Reputation: 56
I have a socket application that connects to a server and then recieves a buffer (size is known), but on slow networks the application does not recieve the full buffer here is my code
var bytes = new byte[65000];
Socket.Receive(bytes);
Upvotes: 0
Views: 4772
Reputation: 1117
This way no need to set an initial read size, it fits to response.
public static byte[] ReceiveAll(this Socket socket)
{
var buffer = new List<byte>();
while (socket.Available > 0)
{
var currByte = new Byte[1];
var byteCounter = socket.Receive(currByte, currByte.Length, SocketFlags.None);
if (byteCounter.Equals(1))
{
buffer.Add(currByte[0]);
}
}
return buffer.ToArray();
}
Upvotes: 2
Reputation: 1985
This is quite easy, you can make the necesarry changes
private byte[] ReadBytes(int size)
{
//The size of the amount of bytes you want to recieve, eg 1024
var bytes = new byte[size];
var total = 0;
do
{
var read = _connecter.Receive(bytes, total, size - total, SocketFlags.None);
Debug.WriteLine("Client recieved {0} bytes", total);
if (read == 0)
{
//If it gets here and you received 0 bytes it means that the Socket has Disconnected gracefully (without throwing exception) so you will need to handle that here
}
total+=read;
//If you have sent 1024 bytes and Receive only 512 then it wil continue to recieve in the correct index thus when total is equal to 1024 you will have recieved all the bytes
} while (total != size);
return bytes;
}
To simulate this I have a test console app that generated the following out put to the Debug Console (with some threading and sleeping)
Server Sent 100 bytes
Server Sent 100 bytes
Server Sent 100 bytes
Server Sent 100 bytes
Server Sent 100 bytes
Server Sent 12 bytes
Client Reads 512 bytes
Client Recieved 100 bytes
Client Recieved 200 bytes
Client Recieved 300 bytes
Client Recieved 400 bytes
Client Recieved 500 bytes
Client Recieved 512 bytes
I had the same issue on an android application
Upvotes: 4
Reputation: 26874
The method Socket.Receive
will return the number of the effective bytes that were read.

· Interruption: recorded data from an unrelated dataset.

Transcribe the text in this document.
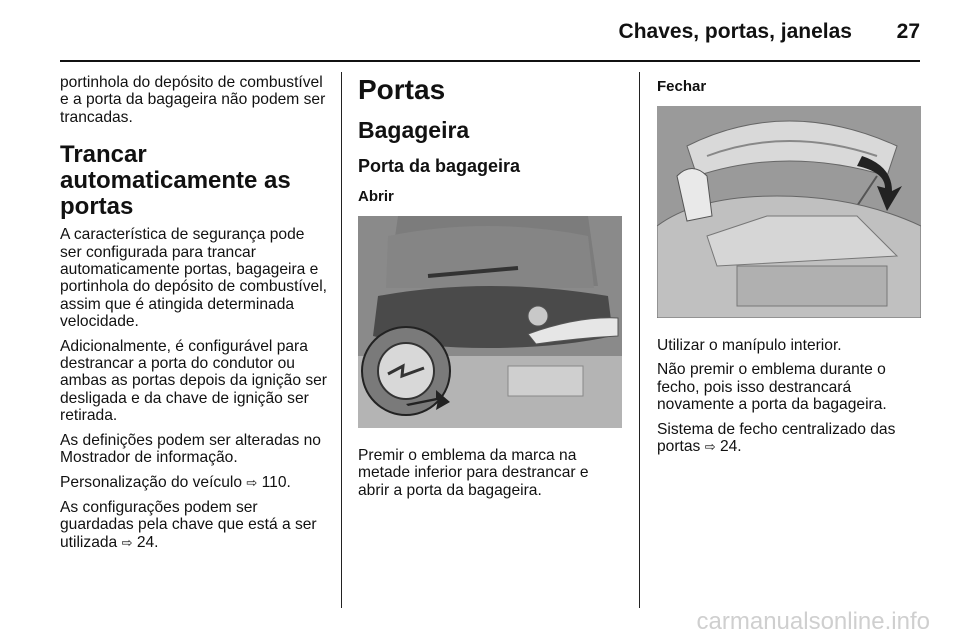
Chaves, portas, janelas 27
portinhola do depósito de combustível e a porta da bagageira não podem ser trancadas.
Trancar automaticamente as portas
A característica de segurança pode ser configurada para trancar automaticamente portas, bagageira e portinhola do depósito de combustível, assim que é atingida determinada velocidade.
Adicionalmente, é configurável para destrancar a porta do condutor ou ambas as portas depois da ignição ser desligada e da chave de ignição ser retirada.
As definições podem ser alteradas no Mostrador de informação.
Personalização do veículo ⇨ 110.
As configurações podem ser guardadas pela chave que está a ser utilizada ⇨ 24.
Portas
Bagageira
Porta da bagageira
Abrir
Premir o emblema da marca na metade inferior para destrancar e abrir a porta da bagageira.
Fechar
Utilizar o manípulo interior.
Não premir o emblema durante o fecho, pois isso destrancará novamente a porta da bagageira.
Sistema de fecho centralizado das portas ⇨ 24.
carmanualsonline.info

You cannot rely on the buffer size to get the full buffer read, because Receive
returns if it does not receive data for a certain time. Think to 65000
as a maximum and not an effective buffer.
On a fast network you will get buffer
to fill fast, but on a slow network packet delay will trigger Receive
to flush itself to the buffer array.
In order to read fixed-sized buffers you may want to do:
public static byte[] ReadFixed (Socket this, int bufferSize) {
byte[] ret = new byte[bufferSize];
for (int read = 0; read < bufferSize; read += this.Receive(ret, read, ret.Size-read, SocketFlags.None));
return ret;
}
The above was created as an extension method to the Socket class for more comfort of use. Code was hand-written.